L’euthanasie est « contraire à la culture africaine »

Ouagadougou

Le 15 mars s’est tenu à Ouagadougou un colloque international de bioéthique. L’euthanasie et la procréation assistée furent au cœur des échanges.

« Les problèmes que pose aujourd’hui la bioéthique provoquent et ne peuvent laisser muet ». C’est par ce difficile constat que le Professeur Jacques Simpore, aussi religieux camillien, justifie le colloque international de bioéthique qui s’est tenu à Ouagadougou le 15 mars dernier. 

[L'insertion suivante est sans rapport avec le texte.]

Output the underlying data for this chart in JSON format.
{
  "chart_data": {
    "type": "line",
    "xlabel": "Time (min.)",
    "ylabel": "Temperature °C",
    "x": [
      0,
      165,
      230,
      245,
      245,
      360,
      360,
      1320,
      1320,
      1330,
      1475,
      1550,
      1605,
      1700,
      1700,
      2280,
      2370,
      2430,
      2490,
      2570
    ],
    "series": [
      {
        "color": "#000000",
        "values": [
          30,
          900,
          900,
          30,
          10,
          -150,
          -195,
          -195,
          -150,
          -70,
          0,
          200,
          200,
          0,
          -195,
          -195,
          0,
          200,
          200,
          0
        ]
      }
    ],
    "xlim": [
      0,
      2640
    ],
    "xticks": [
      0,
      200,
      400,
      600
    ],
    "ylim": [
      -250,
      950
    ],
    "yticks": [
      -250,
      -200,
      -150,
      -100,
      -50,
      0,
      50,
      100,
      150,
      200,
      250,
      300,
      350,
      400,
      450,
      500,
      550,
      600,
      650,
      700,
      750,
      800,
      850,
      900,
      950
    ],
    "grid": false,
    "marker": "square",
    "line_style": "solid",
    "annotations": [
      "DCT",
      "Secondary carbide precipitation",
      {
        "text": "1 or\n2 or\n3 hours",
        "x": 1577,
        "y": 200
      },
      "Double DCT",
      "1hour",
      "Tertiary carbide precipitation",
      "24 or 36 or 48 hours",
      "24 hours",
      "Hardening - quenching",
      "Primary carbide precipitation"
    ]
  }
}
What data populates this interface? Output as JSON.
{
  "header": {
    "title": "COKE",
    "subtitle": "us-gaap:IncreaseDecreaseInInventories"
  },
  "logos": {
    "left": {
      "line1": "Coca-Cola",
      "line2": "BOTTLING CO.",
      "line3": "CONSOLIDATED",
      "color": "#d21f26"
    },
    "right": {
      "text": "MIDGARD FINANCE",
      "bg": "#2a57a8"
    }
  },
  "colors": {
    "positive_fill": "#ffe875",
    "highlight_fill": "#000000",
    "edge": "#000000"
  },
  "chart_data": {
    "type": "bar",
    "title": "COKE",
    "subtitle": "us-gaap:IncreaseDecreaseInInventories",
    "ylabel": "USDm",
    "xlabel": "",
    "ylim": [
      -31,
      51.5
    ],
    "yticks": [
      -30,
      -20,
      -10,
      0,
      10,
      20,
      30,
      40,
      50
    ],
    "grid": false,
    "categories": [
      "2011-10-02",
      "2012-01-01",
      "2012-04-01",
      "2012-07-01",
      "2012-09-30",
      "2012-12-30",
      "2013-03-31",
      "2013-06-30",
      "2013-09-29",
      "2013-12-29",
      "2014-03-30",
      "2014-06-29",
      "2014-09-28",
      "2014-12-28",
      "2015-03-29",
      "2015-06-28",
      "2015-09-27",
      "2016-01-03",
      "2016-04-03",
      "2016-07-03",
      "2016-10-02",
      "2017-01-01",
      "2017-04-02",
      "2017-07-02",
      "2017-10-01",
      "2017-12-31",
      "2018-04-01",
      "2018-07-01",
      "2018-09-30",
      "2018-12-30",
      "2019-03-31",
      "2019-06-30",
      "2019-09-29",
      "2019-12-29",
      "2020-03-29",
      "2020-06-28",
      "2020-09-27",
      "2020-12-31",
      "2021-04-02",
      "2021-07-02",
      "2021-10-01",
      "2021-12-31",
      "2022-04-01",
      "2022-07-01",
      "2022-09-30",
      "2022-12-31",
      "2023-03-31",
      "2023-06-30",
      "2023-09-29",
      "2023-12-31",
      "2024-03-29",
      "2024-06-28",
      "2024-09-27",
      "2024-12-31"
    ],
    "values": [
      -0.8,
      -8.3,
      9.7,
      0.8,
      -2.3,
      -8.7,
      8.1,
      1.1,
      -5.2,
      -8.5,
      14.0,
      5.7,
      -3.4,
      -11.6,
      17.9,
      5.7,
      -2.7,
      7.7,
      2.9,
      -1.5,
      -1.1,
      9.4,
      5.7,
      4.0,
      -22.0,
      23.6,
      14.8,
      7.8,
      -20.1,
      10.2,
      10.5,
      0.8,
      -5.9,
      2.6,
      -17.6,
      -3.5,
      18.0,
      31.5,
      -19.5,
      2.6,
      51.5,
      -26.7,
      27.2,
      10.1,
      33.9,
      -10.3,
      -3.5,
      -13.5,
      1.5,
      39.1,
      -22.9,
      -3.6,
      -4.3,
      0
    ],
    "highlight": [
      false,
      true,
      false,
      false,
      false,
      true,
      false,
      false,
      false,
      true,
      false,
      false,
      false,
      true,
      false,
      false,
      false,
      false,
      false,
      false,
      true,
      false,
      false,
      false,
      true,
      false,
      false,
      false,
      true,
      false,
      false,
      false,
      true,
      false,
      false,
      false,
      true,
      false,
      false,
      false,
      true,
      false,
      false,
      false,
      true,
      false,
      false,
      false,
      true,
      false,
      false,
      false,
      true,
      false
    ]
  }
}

Organisé à l’occasion des 400 ans de la mort de leur fondateur, Saint Camille de Lellis, les Camilliens (ou « serviteurs des malades ») ont voulu mettre en avant les nouvelles problématiques que rencontrent les soignants africains. Le colloque a été l’occasion de revenir plus précisément sur les thèmes de l’éthique médicale, de la procréation assistée et de l’euthanasie. L’Eglise du Burkina et Monseigneur Justin Kientega précisent ainsi que l’objectif est de développer à cet égard des « initiatives courageuses pour notre Église et notre pays ».
 
Les « questions de la contraception, de la sexualité, de la régulation des naissances, de l’avortement, du clonage, du statut de l’embryon humain, du VIH-sida, de l’euthanasie (…) » sont effectivement devenues des sujets d’inquiétude en Afrique. Ces thématiques, qui étaient jusqu’à présent plutôt cantonnées à l’Occident, s’élargissent désormais au continent africain et ne vont pas sans poser quelques problèmes : elles sont en profonde contradiction avec la culture africaine et sa conception de la vie.
 
Si l’euthanasie n’est pour l’instant pas légalisée sur le continent, l’homme de culture Titinga Pacérée, a exprimé le malaise qui entoure la question car « la vie est sacrée pour l’Africain. A mon sens, il n’est pas possible dans une situation concernant l’Afrique, qu’il y ait l’euthanasie. Je sais qu’il y a des peines de mort, je sais qu’il y a des exécutions et de graves violations des droits de l’homme en matière de vie. Un homme qui souffre fait pitié,  mais qu’on se décide à le tuer, cela n’est pas l’Africain. »

Lors du colloque, le Dr Paul Ouedraogo, Vice Provincial des religieux camilliens au Burkina, a aussi présenté la lettre encyclique « Humanae Vitae », écrite par le Pape Paul VI en 1968 sur le mariage et la régulation des naissances. Pour le médecin, cette lettre est « l’acte fondateur et interrogateur sur les enjeux des questions éthiques de notre temps ».

Il souhaite ainsi que l’appel de l’Eglise à un « choix courageux de l’amour et de la responsabilité face à la vie » « continue d’être une réalité chez nous, en vue de combattre l’esprit de profit qui gouverne certaines décisions internationales combien déstabilisatrices de nos valeurs traditionnelles en matière de respect de la vie ».